Wie man dem heutigen Titel ja bereits entnehmen kann, habe ich es tatsächlich mitterweile geschafft, in Seoul anzukommen.

Los ging der Freitag Morgen bereits recht früh, etwa gegen halb sechs stand ich nach ca. 3 Stunden Schlaf auf um die letzten Sachen einzupacken, den Rucksack mit dem Handgespäck vollzustopfen und in der Wohnung alles so hin- und herzuräumen, dass es tatsächlich fast so aus sah, als könnte man sie so verlassen.
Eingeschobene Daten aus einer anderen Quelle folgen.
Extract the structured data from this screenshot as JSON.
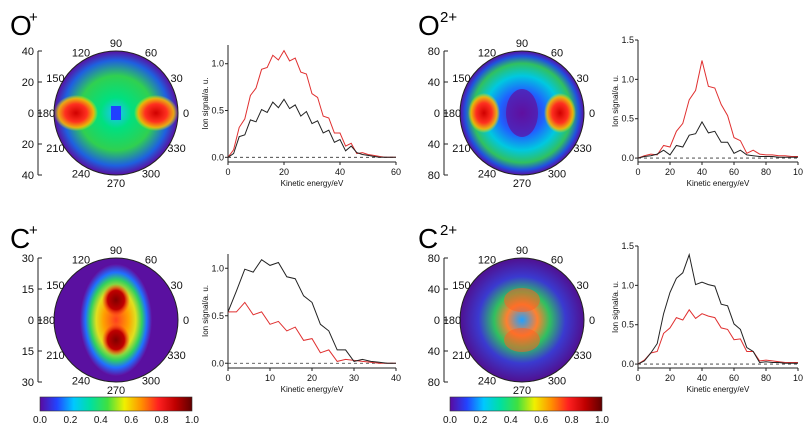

Das der Tag schon zeitig losging war dann auch ganz gut, denn meine Mama und meine Oma waren etwa anderthalb Stunden zu früh da. Naja, richtig losgegangen Richtung Düsseldorf ist es dann aber trotzdem erst gegen Acht, so mit nochmal die letzten Dokumente unterschreiben, die Reste vom Frühstück vertilgen (ich) und eine Tasse Kaffee trinken (meine Mama) und zu guter Letzt zum Abschluss noch einmal die Katze suchen (sie hatte sich auf dem Balkon unter einen der Stühle verkrochen, wo ich sie natürlich beim erstem Mal gucken übersehen hatte *hmpf*).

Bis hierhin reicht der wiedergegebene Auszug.